BT's Mike Pannell on why any organisation that holds personal data should have a compliance strategy in place
I’ve been thinking about how GDPR affects our customers, and what we can do to protect their data. I believe that many are focussing their attention on their obvious data, but neglecting the less well controlled information. There is a varying level of readiness and with GDPR fast approaching, the cyber security landscape is turning into a real warzone, and it is becoming a painstaking initiative to combat the risks, and to comply with the new regulation.
Sadly, many organisations still massively underestimate the scale of the threat. As Jason Hall, Director of Health BT, said in his latest blog, ‘The damage that cyber-attacks bring to organisations is startling… These are not merely technical issues. People’s lives are sometimes at stake.’
The PII data held will naturally vary between organisations. The CRM system is an obvious database that holds personal data. There are strategies to protect this, but the risk extends beyond this. Unstructured and Dark Data can equally contain personal data and should not be ignored, and these are also harder to quantify and protect.
Compliance, data discovery, data loss prevention, unstructured data and security challenges - the breadth and depth of questions worrying the ‘top minds’ in cyber security and their boards suggest that many are still not ready to fully assess the amount of personal data they hold and where it is stored.
This echoes the “The cyber security journey – from denial to opportunity” research which flags that a lot of organizations are still at the 'denial stage' of their cyber security journey succumbing to the ‘it will never happen to us’ syndrome. In fact, every organisation goes along a security journey and there will be faltering steps before they are a true leader in data security. Clearly, with GDPR now coming into effect, many need extra help with compliance.
As such, at a minimum every organisation that holds any personal data should already have their Data Protection Officer appointed and it is crucial the person in this role understands their business, how data is handled and protection mechanisms already in place.
You could acquire consultants to conduct a data discovery exercise, but they need to be sign-posted where to look. Do you have data in the public cloud? Do you share with 3rd party organisations or hold on in-house servers and PCs? Without this insight you will have an incomplete view of the PII risks.
When you know the data you hold, steps can be put in place to protect it. Crucial to this is a philosophy of privacy by design; every business process should only access data relevant to that transaction. This may be hard, but least privilege and minimum data must be at the heart of information processing.
Proofpoint, a cyber security company headquartered in Silicon Valley, invited me to their flagship conference Proofpoint Protect. It is a hugely insightful gathering where the threat trends are discussed and the best practices to combat today’s security, compliance and digital risk are shared amongst the ‘top minds’ in the cyber security industry.
The agenda was both exciting and worrying. Exciting for us, cyber security experts because our role in organisations across the world has never been as important and is likely to gain even more gravitas as digital transformation becomes more tangible than ever before. Worrying however, for the unprecedented scale of the cyber threat at the global level.
Enza Ianopollo an analyst at Forrester, shared with us some latest stats based on a survey of over 3,000 companies which assessed their overall readiness for the GDPR. Disturbingly, less than a half claimed to be ready now and there is still some doubt what compliance means.
Ryan Kalember, Enza and I were on stage to answer audience questions on GDPR. Topics were varied, including compliance, data discovery, DLP, unstructured data and security challenges. The breadth of questions asked reinforced my opinion that it is an imperative you start your cyber maturity journey RIGHT NOW.
As a minimum every organisation that handles Personally Identifiable Information (PII) should have a compliance strategy statement. One cannot be sure how an auditor will test compliance, but a compliance strategy backed up with appropriate technology, staff training and awareness will be a good start. There is no easy answer to compliance, but all must cover the core principles of the regulation, including:
- Notification of data breaches
- Appoint a Data Protection Officer
- Demonstrate how privacy is designed into business processes
- Data risk management
- Assessment of risk management should also apply to any 3rd parties who have access to PII.

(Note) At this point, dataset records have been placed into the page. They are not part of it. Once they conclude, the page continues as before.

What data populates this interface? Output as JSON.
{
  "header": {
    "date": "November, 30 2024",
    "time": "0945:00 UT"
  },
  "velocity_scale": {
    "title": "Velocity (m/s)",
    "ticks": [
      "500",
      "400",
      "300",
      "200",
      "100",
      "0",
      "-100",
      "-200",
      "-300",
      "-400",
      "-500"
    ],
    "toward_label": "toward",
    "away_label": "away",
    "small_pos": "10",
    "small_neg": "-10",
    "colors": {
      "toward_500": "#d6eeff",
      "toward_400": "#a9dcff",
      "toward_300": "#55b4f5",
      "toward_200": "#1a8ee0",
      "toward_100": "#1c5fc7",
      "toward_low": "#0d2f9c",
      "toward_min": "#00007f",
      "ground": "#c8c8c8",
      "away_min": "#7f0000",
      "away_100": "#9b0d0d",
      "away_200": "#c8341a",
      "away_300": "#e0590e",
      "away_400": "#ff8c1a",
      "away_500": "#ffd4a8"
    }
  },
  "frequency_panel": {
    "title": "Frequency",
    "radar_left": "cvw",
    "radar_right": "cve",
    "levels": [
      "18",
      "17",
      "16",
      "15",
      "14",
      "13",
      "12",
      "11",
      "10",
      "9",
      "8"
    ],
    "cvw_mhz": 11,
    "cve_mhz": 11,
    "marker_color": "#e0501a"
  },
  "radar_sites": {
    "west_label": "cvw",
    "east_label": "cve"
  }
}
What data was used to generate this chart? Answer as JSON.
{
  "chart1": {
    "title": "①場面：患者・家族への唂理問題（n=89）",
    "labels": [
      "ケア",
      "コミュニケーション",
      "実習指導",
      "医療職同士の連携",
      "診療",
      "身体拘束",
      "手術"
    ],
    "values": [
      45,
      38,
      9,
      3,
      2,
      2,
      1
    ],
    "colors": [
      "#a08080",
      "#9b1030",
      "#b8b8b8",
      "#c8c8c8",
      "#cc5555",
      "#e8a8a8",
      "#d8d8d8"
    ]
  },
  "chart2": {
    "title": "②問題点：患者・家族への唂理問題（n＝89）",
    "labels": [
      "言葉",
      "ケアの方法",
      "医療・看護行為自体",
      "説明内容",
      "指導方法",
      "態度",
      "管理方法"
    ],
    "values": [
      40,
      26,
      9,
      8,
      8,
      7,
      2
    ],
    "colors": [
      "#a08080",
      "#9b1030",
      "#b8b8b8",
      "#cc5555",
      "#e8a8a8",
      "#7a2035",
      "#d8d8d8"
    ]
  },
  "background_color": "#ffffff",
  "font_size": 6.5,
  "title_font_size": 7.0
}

In a recent post my colleague David Petty questions where IT is in a corporate org chart. This leads to a natural question of where a Data Protection Officer should sit in your organisation. Should it be a role within the CIO domain? I’d argue this role has to include elements of IT knowledge but probably should report to a Chief Information Security Officer and not the IT manager.
GDPR should not be a revolution over existing best-practice data handling policies, and those organisations who already had robust polices are likely to find GDPR a small step. Well controlled data handling can be a benefit to any business as they can react to opportunities quicker if business information is already well understood. Of course, GDPR threatens financial losses as organisations are naturally worried about the potential fine for data breach as this can be a significant amount of money. Harder to quantify, but reputation damage can also have a significant impact on a business. Further down, we just need to make sure data loss doesn’t turn into life loss, when the damage caused will be truly inconceivable.